SAP charges forward with SOA plans
- 04 January, 2006 07:00
SAP is blazing ahead with the next iteration of its NetWeaver technology and its Enterprise Services Architecture (ESA), even as most of its customers trail several technology generations behind the ERP (enterprise resource planning) giant.
ESA was SAP's top focus at its annual meeting in Las Vegas last year with industry analysts, at which SAP mapped out its development priorities and continued evangelizing its take on the SOA (service-oriented architecture) movement. ESA looks to combine SAP's NetWeaver platform with an assortment of enterprise services modeling typical business processes, such as order-to-cash flow or the procedure for adding new customers to a company's CRM (customer relationship management) system. SAP envisions its NetWeaver integration platform evolving from middleware glue for linking heterogeneous systems to a "business process platform" that will underpin a collection of services-based composite applications. The change is aimed at giving customers greater control over how well their enterprise applications automate their organization's particular business processes.

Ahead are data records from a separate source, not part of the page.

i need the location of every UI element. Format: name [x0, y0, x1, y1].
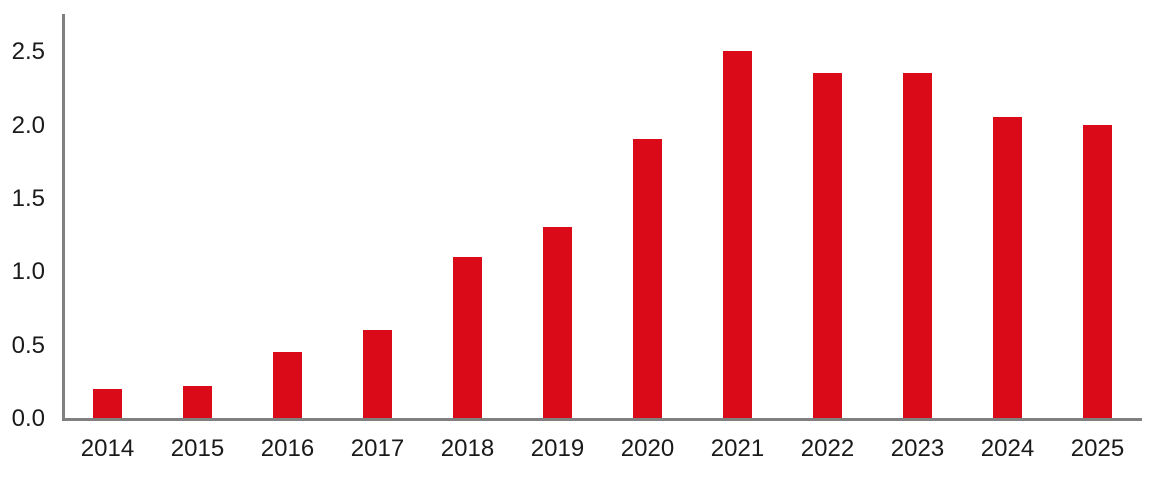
bar-2025 [1083, 124, 1112, 418]
bar-2024 [993, 117, 1022, 418]
bar-2022 [813, 73, 842, 418]
x-tick-label-2015: 2015 [170, 435, 225, 462]
bar-2017 [363, 330, 392, 418]
x-tick-label-2025: 2025 [1070, 435, 1125, 462]
x-tick-label-2019: 2019 [530, 435, 585, 462]
y-tick-label-2.5: 2.5 [11, 38, 45, 66]
y-tick-label-0.0: 0.0 [11, 405, 45, 432]
x-tick-label-2017: 2017 [350, 435, 405, 462]
bar-2014 [93, 388, 122, 418]
x-tick-label-2020: 2020 [620, 435, 675, 462]
x-tick-label-2018: 2018 [440, 435, 495, 462]
bar-2015 [183, 385, 212, 418]
x-tick-label-2014: 2014 [80, 435, 135, 462]
bar-2016 [273, 352, 302, 418]
x-tick-label-2016: 2016 [260, 435, 315, 462]
plot-area [62, 14, 1142, 421]
y-tick-label-2.0: 2.0 [11, 111, 45, 139]
bar-2020 [633, 139, 662, 418]
x-tick-label-2022: 2022 [800, 435, 855, 462]
y-tick-label-1.5: 1.5 [11, 185, 45, 213]
bar-2018 [453, 256, 482, 418]
bar-2019 [543, 227, 572, 418]
bar-2021 [723, 51, 752, 418]
y-tick-label-1.0: 1.0 [11, 258, 45, 286]
bar-2023 [903, 73, 932, 418]
x-tick-label-2024: 2024 [980, 435, 1035, 462]
x-tick-label-2021: 2021 [710, 435, 765, 462]
y-tick-label-0.5: 0.5 [11, 331, 45, 359]
x-tick-label-2023: 2023 [890, 435, 945, 462]
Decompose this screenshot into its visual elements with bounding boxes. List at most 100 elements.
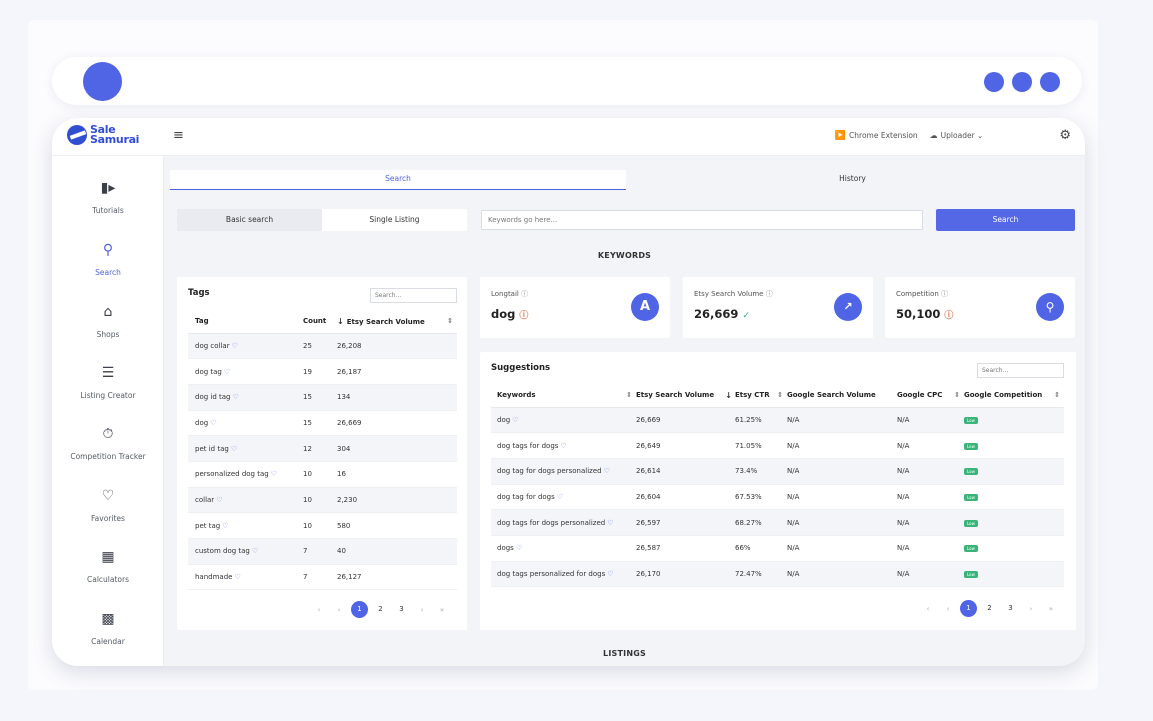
heart-icon[interactable]: ♡ [603,467,610,476]
ctr-column-header[interactable]: Etsy CTR ⇕ [735,384,787,408]
heart-icon[interactable]: ♡ [515,544,523,553]
keyword-text: dog tag for dogs [497,492,555,501]
keyword-cell[interactable]: dog tags for dogs ♡ [491,432,636,459]
keyword-search-input[interactable] [481,210,923,230]
hamburger-icon[interactable]: ≡ [173,128,184,143]
competition-cell: Low [964,535,1064,562]
prev-page-icon[interactable]: ‹ [946,604,950,613]
sort-icon: ⇕ [777,391,783,400]
heart-icon[interactable]: ♡ [270,470,277,479]
sidebar-item-shops[interactable]: ⌂ Shops [52,304,164,339]
last-page-icon[interactable]: » [1048,604,1054,613]
tags-search-input[interactable]: Search... [370,288,457,303]
check-circle-icon: ✓ [742,311,750,321]
topbar-actions: ▶️ Chrome Extension ☁ Uploader ⌄ ⚙ [835,128,1071,143]
heart-icon[interactable]: ♡ [223,367,231,376]
sidebar-item-search[interactable]: ⚲ Search [52,242,164,277]
keyword-cell[interactable]: dog tags for dogs personalized ♡ [491,509,636,536]
keyword-column-header[interactable]: Keywords ⇕ [491,384,636,408]
keyword-cell[interactable]: dog tag for dogs ♡ [491,484,636,511]
last-page-icon[interactable]: » [439,605,445,614]
app-window: Sale Samurai ≡ ▶️ Chrome Extension ☁ Uploa… [52,118,1085,666]
chrome-extension-link[interactable]: ▶️ Chrome Extension [835,131,918,141]
heart-icon[interactable]: ♡ [216,495,223,504]
tag-cell[interactable]: dog collar ♡ [188,333,303,360]
prev-page-icon[interactable]: ‹ [337,605,341,614]
tag-cell[interactable]: personalized dog tag ♡ [188,461,303,488]
heart-icon[interactable]: ♡ [556,492,564,501]
info-icon[interactable]: ⓘ [765,290,773,298]
tag-cell[interactable]: pet id tag ♡ [188,435,303,462]
tab-search[interactable]: Search [170,170,626,190]
volume-cell: 304 [337,435,457,462]
info-icon[interactable]: ⓘ [941,290,949,298]
logo[interactable]: Sale Samurai [67,123,139,145]
heart-icon[interactable]: ♡ [222,521,229,530]
volume-column-header[interactable]: ↓ Etsy Search Volume ⇕ [337,310,457,334]
keyword-cell[interactable]: dogs ♡ [491,535,636,562]
count-column-header[interactable]: Count [303,310,337,334]
google-competition-column-header[interactable]: Google Competition ⇕ [964,384,1064,408]
tag-cell[interactable]: handmade ♡ [188,564,303,591]
heart-icon[interactable]: ♡ [560,441,567,450]
heart-icon[interactable]: ♡ [210,418,217,427]
heart-icon[interactable]: ♡ [607,569,614,578]
sidebar-item-competition-tracker[interactable]: ⏱ Competition Tracker [52,426,164,461]
tag-cell[interactable]: custom dog tag ♡ [188,538,303,565]
table-row: pet tag ♡ 10 580 [188,512,457,539]
page-button[interactable]: 3 [399,605,404,613]
gear-icon[interactable]: ⚙ [1059,128,1071,143]
logo-line-1: Sale [90,123,116,136]
basic-search-button[interactable]: Basic search [177,209,322,231]
heart-icon[interactable]: ♡ [251,547,259,556]
sidebar-item-calendar[interactable]: ▩ Calendar [52,611,164,646]
tag-cell[interactable]: dog id tag ♡ [188,384,303,411]
page-button[interactable]: 1 [960,600,977,617]
volume-column-header[interactable]: Etsy Search Volume ↓ [636,384,735,408]
heart-icon[interactable]: ♡ [512,415,519,424]
keyword-cell[interactable]: dog tag for dogs personalized ♡ [491,458,636,485]
heart-icon[interactable]: ♡ [231,341,238,350]
heart-icon[interactable]: ♡ [230,444,238,453]
single-listing-button[interactable]: Single Listing [369,215,420,224]
sidebar-item-favorites[interactable]: ♡ Favorites [52,488,164,523]
tag-cell[interactable]: dog ♡ [188,410,303,437]
sidebar-item-calculators[interactable]: ▦ Calculators [52,549,164,584]
search-button[interactable]: Search [936,209,1075,231]
sidebar-item-tutorials[interactable]: ▮▸ Tutorials [52,180,164,215]
google-volume-column-header[interactable]: Google Search Volume [787,384,897,408]
volume-cell: 16 [337,461,457,488]
tab-history[interactable]: History [839,174,866,183]
tag-cell[interactable]: pet tag ♡ [188,512,303,539]
page-button[interactable]: 3 [1008,604,1013,612]
tag-cell[interactable]: dog tag ♡ [188,358,303,385]
next-page-icon[interactable]: › [420,605,424,614]
keywords-section-title: KEYWORDS [597,251,652,260]
search-icon: ⚲ [1036,293,1064,321]
page-button[interactable]: 2 [378,605,383,613]
page-button[interactable]: 2 [987,604,992,612]
keyword-cell[interactable]: dog tags personalized for dogs ♡ [491,561,636,588]
heart-icon[interactable]: ♡ [234,573,241,582]
heart-icon[interactable]: ♡ [232,393,239,402]
google-volume-cell: N/A [787,458,897,485]
first-page-icon[interactable]: ‹ [317,605,321,614]
tag-text: custom dog tag [195,547,250,556]
volume-cell: 26,597 [636,509,735,536]
keyword-cell[interactable]: dog ♡ [491,407,636,434]
sidebar-item-listing-creator[interactable]: ☰ Listing Creator [52,365,164,400]
info-icon[interactable]: ⓘ [521,290,529,298]
competition-value-text: 50,100 [896,307,941,321]
tag-column-header[interactable]: Tag [188,310,303,334]
uploader-menu[interactable]: ☁ Uploader ⌄ [930,131,984,140]
cpc-column-header[interactable]: Google CPC ⇕ [897,384,964,408]
volume-value-text: 26,669 [694,307,739,321]
page-button[interactable]: 1 [351,601,368,618]
next-page-icon[interactable]: › [1029,604,1033,613]
tag-cell[interactable]: collar ♡ [188,487,303,514]
heart-icon[interactable]: ♡ [607,518,614,527]
suggestions-search-input[interactable]: Search... [977,363,1064,378]
sort-icon: ⇕ [447,316,453,325]
calendar-icon: ▩ [101,611,115,627]
first-page-icon[interactable]: ‹ [926,604,930,613]
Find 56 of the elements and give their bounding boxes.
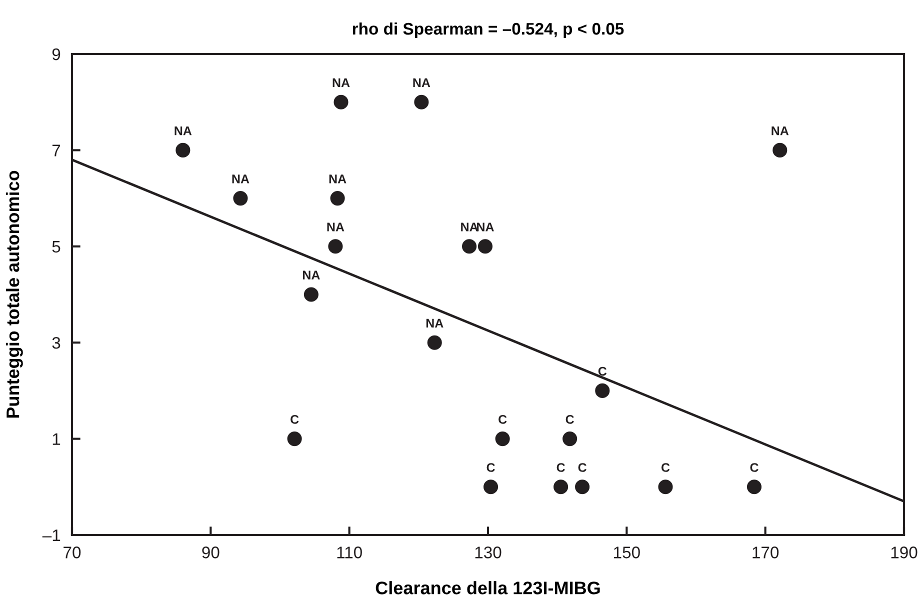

SAP estimates its customer base at around 30,000 organisations running more than 100,000 separate installations. Its tally of NetWeaver deployments still numbers less than 5000, though, and the heavy majority of SAP's customers remain on its legacy R/3 client-server architecture rather than its newer mySAP applications, according to company and analyst estimates.
SAP executives said they anticipated a slow upgrade rate. "God forbid we would have had everybody migrating at the same time," the president of SAP's products and technology group, Shai Agassi, said. "We would have had a disaster on our hands."
Still, SAP's adoption lag means that it's sinking significant development resources into enabling a technology shift customers may not embrace. "It's a big risk SAP is taking," ZapThink analyst, Jason Bloomberg, said. "SAP talks about NetWeaver like it's old technology, but most customers aren't there yet. Until recently, NetWeaver wasn't ready for prime time. R/3 customers are still thinking about NetWeaver."
All of the major applications vendors have adopted SOA strategies, but the promise of "more flexibility, easier integration" is one customers have heard before, Ovum analyst, David Mitchell, said. "SOA is supposed to give you the same flexibility as Java or CICS [Customer Information Control System] before that," he said. "Whether ESA can deliver on SAP's promise to make it easier to change is an open question."
Even as SAP works to break its software down into ever-smaller and more adaptable component chunks, it's confident its bulk will continue attracting customers. "We believe the market is shifting to buying industry-flavored suites," Agassi said. SAP's plan is to work closely with a large network of partners to customise its technology stack for every major industry.
One key advantage SAP has over other applications vendors is its deep expertise about its customers' businesses. As the industry's largest ERP vendor and the software provider for some of the world's most complex corporate ERP systems, SAP has business-process expertise that is unrivalled, Burton Group analyst, Anne Thomas Manes, said.
That knowledge will be useful as customers confront the business-process challenges of moving to an SOA, she predicted. Flexibility is attractive, but shaping IT systems around your business processes requires having a clear map of what those processes are, an often daunting task, Manes commented.
SAP is going full steam in its new architectural direction. In 2006, the company expects to work on another 6000 NetWeaver deployments and to release at least 500 more modeled enterprise services to join the initial 300 it turned loose last year. Its ESA Adoption Program, a methodology for simplifying the ESA transition, has attracted 250 customers so far.